口蓋の真ん中に亀裂が入り、俺は頭蓋から牙が抜けないように、口蓋だけを切取っていく。

 これは中々技術を要した。骨と骨を切り分けるのだから、マイクロマシンの力が使えない。縫合線に沿って、ゴリゴリと無理からに切り分ける。

 出たな。

『やっぱりここか。』

 魔石。

 霊子回路だ。

『霊子回路が結晶化してる。』

 薄い円盤型の魔石は、青白い瑪瑙の様だった。

「採れたかい?」

 熊皮を畳んだオルラが後ろから覗き込む。

 俺は霊子回路を指で挟んで掲げる。

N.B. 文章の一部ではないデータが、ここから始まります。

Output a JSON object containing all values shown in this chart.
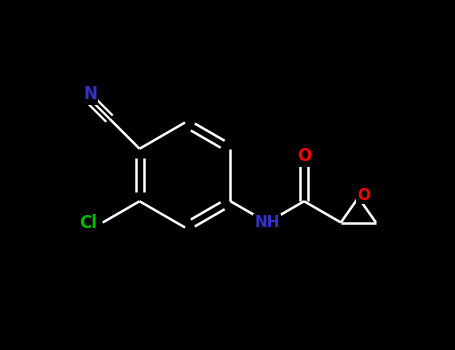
{
  "background_color": "#000000",
  "bond_color": "#ffffff",
  "atom_colors": {
    "N": "#3333cc",
    "O": "#ff0000",
    "Cl": "#00bb00",
    "C": "#ffffff"
  },
  "figsize": [
    4.55,
    3.5
  ],
  "dpi": 100,
  "xlim": [
    0,
    9.1
  ],
  "ylim": [
    0,
    7.0
  ]
}
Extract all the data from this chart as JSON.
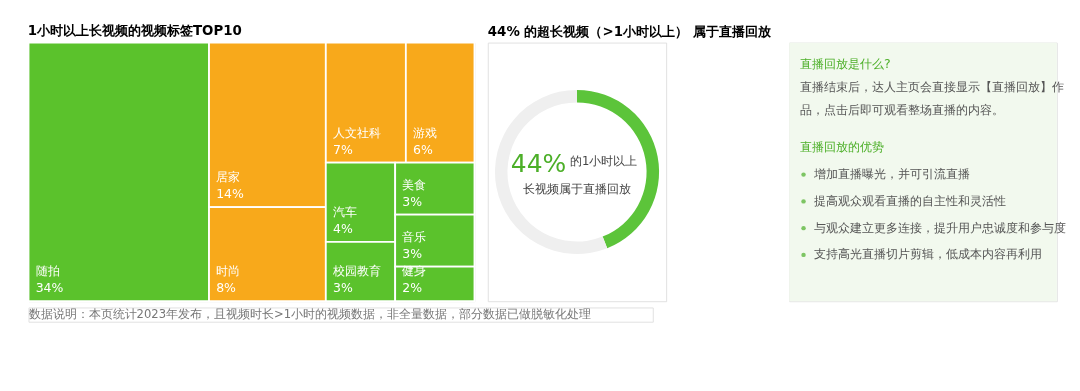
{
  "chart_data": [
    {
      "type": "other",
      "title": "1小时以上长视频的视频标签TOP10",
      "categories": [
        "随拍",
        "居家",
        "时尚",
        "人文社科",
        "游戏",
        "汽车",
        "校园教育",
        "美食",
        "音乐",
        "健身"
      ],
      "values": [
        34,
        14,
        8,
        7,
        6,
        4,
        3,
        3,
        3,
        2
      ],
      "value_labels": [
        "34%",
        "14%",
        "8%",
        "7%",
        "6%",
        "4%",
        "3%",
        "3%",
        "3%",
        "2%"
      ],
      "colors": [
        "#5bc22c",
        "#f8a91b",
        "#f8a91b",
        "#f8a91b",
        "#f8a91b",
        "#5bc22c",
        "#5bc22c",
        "#5bc22c",
        "#5bc22c",
        "#5bc22c"
      ],
      "annotations": [
        "数据说明：本页统计2023年发布，且视频时长>1小时的视频数据，非全量数据，部分数据已做脱敏化处理"
      ]
    },
    {
      "type": "donut",
      "title": "44% 的超长视频（>1小时以上） 属于直播回放",
      "categories": [
        null,
        null
      ],
      "values": [
        44,
        56
      ],
      "colors": [
        "#5cc43a",
        "#efefef"
      ],
      "annotations": [
        "44%",
        "的1小时以上",
        "长视频属于直播回放"
      ]
    },
    {
      "type": "other",
      "title": "直播回放是什么?",
      "annotations": [
        "直播结束后，达人主页会直接显示【直播回放】作品，点击后即可观看整场直播的内容。",
        "直播回放的优势",
        "增加直播曝光，并可引流直播",
        "提高观众观看直播的自主性和灵活性",
        "与观众建立更多连接，提升用户忠诚度和参与度",
        "支持高光直播切片剪辑，低成本内容再利用"
      ]
    }
  ]
}
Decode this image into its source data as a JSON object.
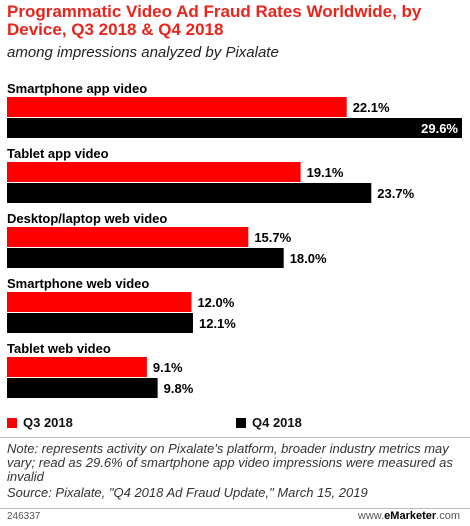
{
  "chart_data": {
    "type": "bar",
    "orientation": "horizontal",
    "title": "Programmatic Video Ad Fraud Rates Worldwide, by Device, Q3 2018 & Q4 2018",
    "subtitle": "among impressions analyzed by Pixalate",
    "categories": [
      "Smartphone app video",
      "Tablet app video",
      "Desktop/laptop web video",
      "Smartphone web video",
      "Tablet web video"
    ],
    "series": [
      {
        "name": "Q3 2018",
        "color": "#ff0000",
        "values": [
          22.1,
          19.1,
          15.7,
          12.0,
          9.1
        ],
        "labels": [
          "22.1%",
          "19.1%",
          "15.7%",
          "12.0%",
          "9.1%"
        ]
      },
      {
        "name": "Q4 2018",
        "color": "#000000",
        "values": [
          29.6,
          23.7,
          18.0,
          12.1,
          9.8
        ],
        "labels": [
          "29.6%",
          "23.7%",
          "18.0%",
          "12.1%",
          "9.8%"
        ]
      }
    ],
    "xlim": [
      0,
      29.6
    ],
    "legend_position": "bottom",
    "grid": false
  },
  "note": "Note: represents activity on Pixalate's platform, broader industry metrics may vary; read as 29.6% of smartphone app video impressions were measured as invalid",
  "source": "Source: Pixalate, \"Q4 2018 Ad Fraud Update,\" March 15, 2019",
  "footer": {
    "chart_id": "246337",
    "brand_prefix": "www.",
    "brand_name": "eMarketer",
    "brand_suffix": ".com"
  },
  "colors": {
    "title": "#e8251d",
    "q3": "#ff0000",
    "q4": "#000000"
  }
}
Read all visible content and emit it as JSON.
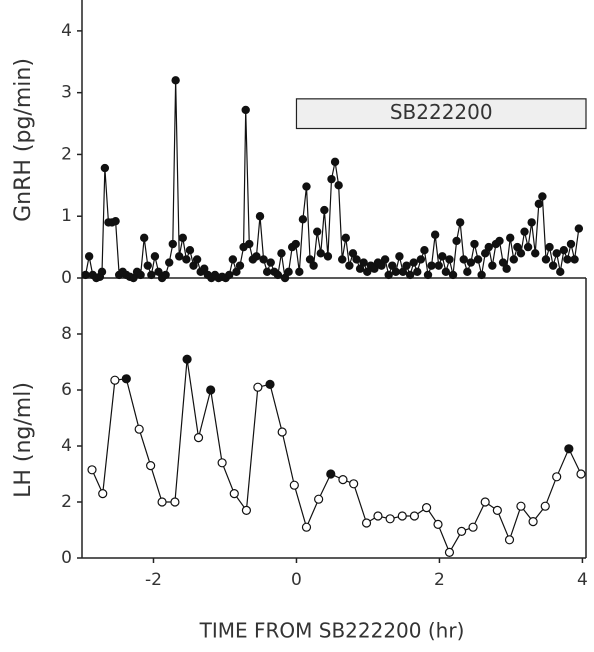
{
  "chart_data": [
    {
      "type": "line",
      "ylabel": "GnRH (pg/min)",
      "xlim": [
        -3,
        4.05
      ],
      "ylim": [
        0,
        4.5
      ],
      "yticks": [
        0,
        1,
        2,
        3,
        4
      ],
      "annotation": {
        "text": "SB222200",
        "x": [
          0,
          4.05
        ],
        "y": [
          2.42,
          2.9
        ]
      },
      "x": [
        -2.95,
        -2.9,
        -2.85,
        -2.8,
        -2.75,
        -2.72,
        -2.68,
        -2.63,
        -2.58,
        -2.53,
        -2.48,
        -2.43,
        -2.38,
        -2.33,
        -2.28,
        -2.23,
        -2.18,
        -2.13,
        -2.08,
        -2.03,
        -1.98,
        -1.93,
        -1.88,
        -1.83,
        -1.78,
        -1.73,
        -1.69,
        -1.64,
        -1.59,
        -1.54,
        -1.49,
        -1.44,
        -1.39,
        -1.34,
        -1.29,
        -1.24,
        -1.19,
        -1.14,
        -1.09,
        -1.04,
        -0.99,
        -0.94,
        -0.89,
        -0.84,
        -0.79,
        -0.74,
        -0.71,
        -0.66,
        -0.61,
        -0.56,
        -0.51,
        -0.46,
        -0.41,
        -0.36,
        -0.31,
        -0.26,
        -0.21,
        -0.16,
        -0.11,
        -0.06,
        -0.01,
        0.04,
        0.09,
        0.14,
        0.19,
        0.24,
        0.29,
        0.34,
        0.39,
        0.44,
        0.49,
        0.54,
        0.59,
        0.64,
        0.69,
        0.74,
        0.79,
        0.84,
        0.89,
        0.94,
        0.99,
        1.04,
        1.09,
        1.14,
        1.19,
        1.24,
        1.29,
        1.34,
        1.39,
        1.44,
        1.49,
        1.54,
        1.59,
        1.64,
        1.69,
        1.74,
        1.79,
        1.84,
        1.89,
        1.94,
        1.99,
        2.04,
        2.09,
        2.14,
        2.19,
        2.24,
        2.29,
        2.34,
        2.39,
        2.44,
        2.49,
        2.54,
        2.59,
        2.64,
        2.69,
        2.74,
        2.79,
        2.84,
        2.89,
        2.94,
        2.99,
        3.04,
        3.09,
        3.14,
        3.19,
        3.24,
        3.29,
        3.34,
        3.39,
        3.44,
        3.49,
        3.54,
        3.59,
        3.64,
        3.69,
        3.74,
        3.79,
        3.84,
        3.89,
        3.95
      ],
      "series": [
        {
          "color": "#111",
          "values": [
            0.05,
            0.35,
            0.05,
            0,
            0.02,
            0.1,
            1.78,
            0.9,
            0.9,
            0.92,
            0.05,
            0.1,
            0.05,
            0.02,
            0,
            0.1,
            0.05,
            0.65,
            0.2,
            0.05,
            0.35,
            0.1,
            0,
            0.05,
            0.25,
            0.55,
            3.2,
            0.35,
            0.65,
            0.3,
            0.45,
            0.2,
            0.3,
            0.1,
            0.15,
            0.05,
            0,
            0.05,
            0,
            0.02,
            0,
            0.05,
            0.3,
            0.1,
            0.2,
            0.5,
            2.72,
            0.55,
            0.3,
            0.35,
            1.0,
            0.3,
            0.1,
            0.25,
            0.1,
            0.05,
            0.4,
            0,
            0.1,
            0.5,
            0.55,
            0.1,
            0.95,
            1.48,
            0.3,
            0.2,
            0.75,
            0.4,
            1.1,
            0.35,
            1.6,
            1.88,
            1.5,
            0.3,
            0.65,
            0.2,
            0.4,
            0.3,
            0.15,
            0.25,
            0.1,
            0.2,
            0.15,
            0.25,
            0.2,
            0.3,
            0.05,
            0.2,
            0.1,
            0.35,
            0.1,
            0.2,
            0.05,
            0.25,
            0.1,
            0.3,
            0.45,
            0.05,
            0.2,
            0.7,
            0.2,
            0.35,
            0.1,
            0.3,
            0.05,
            0.6,
            0.9,
            0.3,
            0.1,
            0.25,
            0.55,
            0.3,
            0.05,
            0.4,
            0.5,
            0.2,
            0.55,
            0.6,
            0.25,
            0.15,
            0.65,
            0.3,
            0.5,
            0.4,
            0.75,
            0.5,
            0.9,
            0.4,
            1.2,
            1.32,
            0.3,
            0.5,
            0.2,
            0.4,
            0.1,
            0.45,
            0.3,
            0.55,
            0.3,
            0.8
          ]
        }
      ]
    },
    {
      "type": "line",
      "ylabel": "LH (ng/ml)",
      "xlabel": "TIME FROM SB222200 (hr)",
      "xlim": [
        -3,
        4.05
      ],
      "xticks": [
        -2,
        0,
        2,
        4
      ],
      "ylim": [
        0,
        10
      ],
      "yticks": [
        0,
        2,
        4,
        6,
        8
      ],
      "x": [
        -2.86,
        -2.71,
        -2.54,
        -2.38,
        -2.2,
        -2.04,
        -1.88,
        -1.7,
        -1.53,
        -1.37,
        -1.2,
        -1.04,
        -0.87,
        -0.7,
        -0.54,
        -0.37,
        -0.2,
        -0.03,
        0.14,
        0.31,
        0.48,
        0.65,
        0.8,
        0.98,
        1.14,
        1.31,
        1.48,
        1.65,
        1.82,
        1.98,
        2.14,
        2.31,
        2.47,
        2.64,
        2.81,
        2.98,
        3.14,
        3.31,
        3.48,
        3.64,
        3.81,
        3.98
      ],
      "series": [
        {
          "color": "#111",
          "values": [
            3.15,
            2.3,
            6.35,
            6.4,
            4.6,
            3.3,
            2.0,
            2.0,
            7.1,
            4.3,
            6.0,
            3.4,
            2.3,
            1.7,
            6.1,
            6.2,
            4.5,
            2.6,
            1.1,
            2.1,
            3.0,
            2.8,
            2.65,
            1.25,
            1.5,
            1.4,
            1.5,
            1.5,
            1.8,
            1.2,
            0.2,
            0.95,
            1.1,
            2.0,
            1.7,
            0.65,
            1.85,
            1.3,
            1.85,
            2.9,
            3.9,
            3.0
          ],
          "filled": [
            false,
            false,
            false,
            true,
            false,
            false,
            false,
            false,
            true,
            false,
            true,
            false,
            false,
            false,
            false,
            true,
            false,
            false,
            false,
            false,
            true,
            false,
            false,
            false,
            false,
            false,
            false,
            false,
            false,
            false,
            false,
            false,
            false,
            false,
            false,
            false,
            false,
            false,
            false,
            false,
            true,
            false
          ]
        }
      ]
    }
  ]
}
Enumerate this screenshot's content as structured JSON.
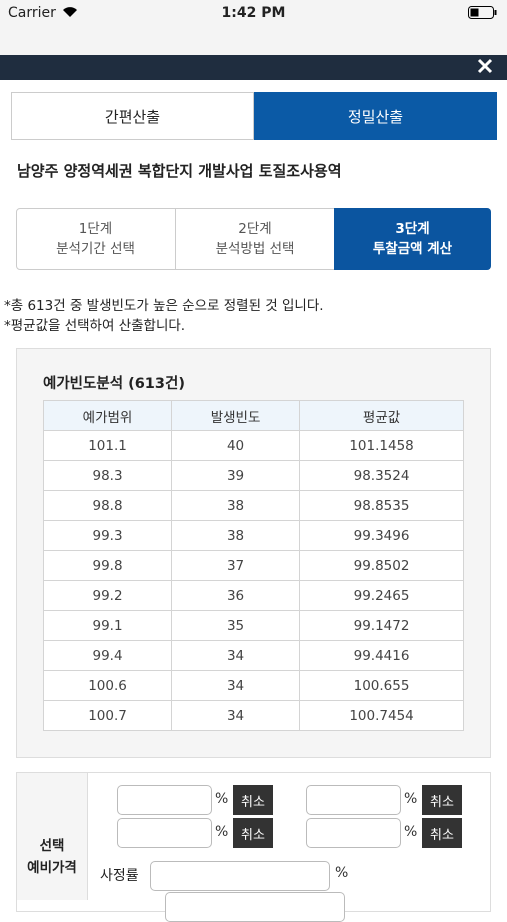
{
  "status": {
    "carrier": "Carrier",
    "time": "1:42 PM"
  },
  "tabs": [
    "간편산출",
    "정밀산출"
  ],
  "project_title": "남양주 양정역세권 복합단지 개발사업 토질조사용역",
  "steps": [
    [
      "1단계",
      "분석기간 선택"
    ],
    [
      "2단계",
      "분석방법 선택"
    ],
    [
      "3단계",
      "투찰금액 계산"
    ]
  ],
  "notes": [
    "*총 613건 중 발생빈도가 높은 순으로 정렬된 것 입니다.",
    "*평균값을 선택하여 산출합니다."
  ],
  "table": {
    "title": "예가빈도분석 (613건)",
    "headers": [
      "예가범위",
      "발생빈도",
      "평균값"
    ],
    "rows": [
      [
        "101.1",
        "40",
        "101.1458"
      ],
      [
        "98.3",
        "39",
        "98.3524"
      ],
      [
        "98.8",
        "38",
        "98.8535"
      ],
      [
        "99.3",
        "38",
        "99.3496"
      ],
      [
        "99.8",
        "37",
        "99.8502"
      ],
      [
        "99.2",
        "36",
        "99.2465"
      ],
      [
        "99.1",
        "35",
        "99.1472"
      ],
      [
        "99.4",
        "34",
        "99.4416"
      ],
      [
        "100.6",
        "34",
        "100.655"
      ],
      [
        "100.7",
        "34",
        "100.7454"
      ]
    ]
  },
  "form": {
    "label": [
      "선택",
      "예비가격"
    ],
    "pairs": [
      [
        "%",
        "취소"
      ],
      [
        "%",
        "취소"
      ],
      [
        "%",
        "취소"
      ],
      [
        "%",
        "취소"
      ]
    ],
    "rate_label": "사정률",
    "rate_unit": "%"
  }
}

オルラが手を差し出すので、そのまま、手の平に乗せてやる。

 オルラは霊子回路を透かし見て、難しい顔をしていた。

「えらいものだ。こいつ一つで五年は遊んで暮らせるね。」

 そんなにか?

 オルラが俺の手を取り、霊子回路を乗せる。そのままオルラは俺の手を握り込んだ。

「お前の物だ。お前だけの物だ。大切におし。使い所を間違えないようにね。」

 価値としては、凄い物だとわかったが、それ以上に大切にしなければならない物だと言われたような気がした。

 どうする?とイズモリに聞いた。

『オルラの見てない所で食えよ。』

 色々と台無しにする奴だった。

 結局、ハガガリの角付き牙付きの頭蓋骨と毛皮と爪、そして腱を残して、あとは捨てることとなった。

 腱は弓の弦として高く売れるらしい。

 臓器と肉は腐敗速度が早くて食うには不味すぎる。食わされたけど…。

 腱と毛皮は熊皮の要領で防腐処理までして仕上げてしまう。

「便利だねえ。魔法ってものは。」

 オルラが感心するが、俺はズルをしているようで何となく気まずい。

 何だかんだで、空が白んできた。